Stando a quanto rivelato da una fonte anonima al Washington Post, il vaccino anti-Covid della Pfizer per i bambini sotto i cinque anni potrebbe essere disponibile per la somministrazione negli Stati Uniti già entro la fine di febbraio o gli inizi di marzo. La presentazione dei dati per l’approvazione all’uso di emergenza sarebbe stata suggerita dalla Food and Drug Administration (Fda), che in accordo con l’amministrazione Biden vorrebbe cominciare a rivedere i dati raccolti nei trials di Pfizer, mentre l’azienda continua a testare l’efficacia della terza dose di vaccino per questa fascia d’età.

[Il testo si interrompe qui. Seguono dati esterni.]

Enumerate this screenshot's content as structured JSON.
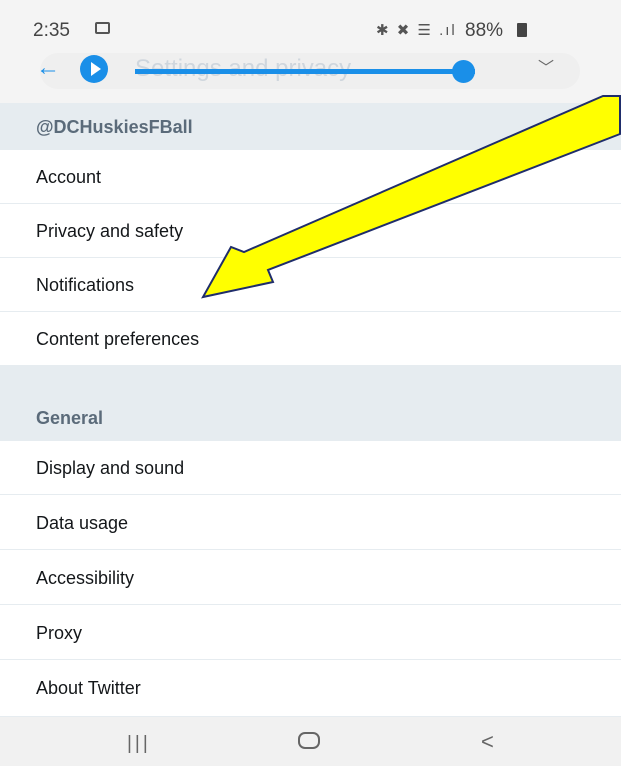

Pfizer ha infatti iniziato a sperimentare alcuni mesi fa un regime di tre dosi per i bambini sotto i cinque anni, ma i dati non sono ancora disponibili. La modalità con due dosi, per la quale sarà comunque proposta la richiesta di approvazione, non avrebbe indotto una risposta immunitaria sufficiente nei piccoli. “Sappiamo che due dosi non sono abbastanza – ha detto la fonte al Washington Post -, ma l’idea è di iniziare l’analisi dei dati sull’uso di due dosi e, se tutto va bene, cominciare a vaccinare i bambini con due dosi, aspettando i risultati dei test sulla terza dose, che arriveranno probabilmente per fine marzo”.
Redazione Nurse Times
- No Tobacco Race 2026 a Terlizzi (Bari): prevenzione, ricerca e istituzioni corrono insieme contro il fumo
- Cardiopatie infantili, Nursing Up: “Solo 9mila professionisti nell’area neonatale e pediatrica e 29 ostetriche ogni 100mila abitanti”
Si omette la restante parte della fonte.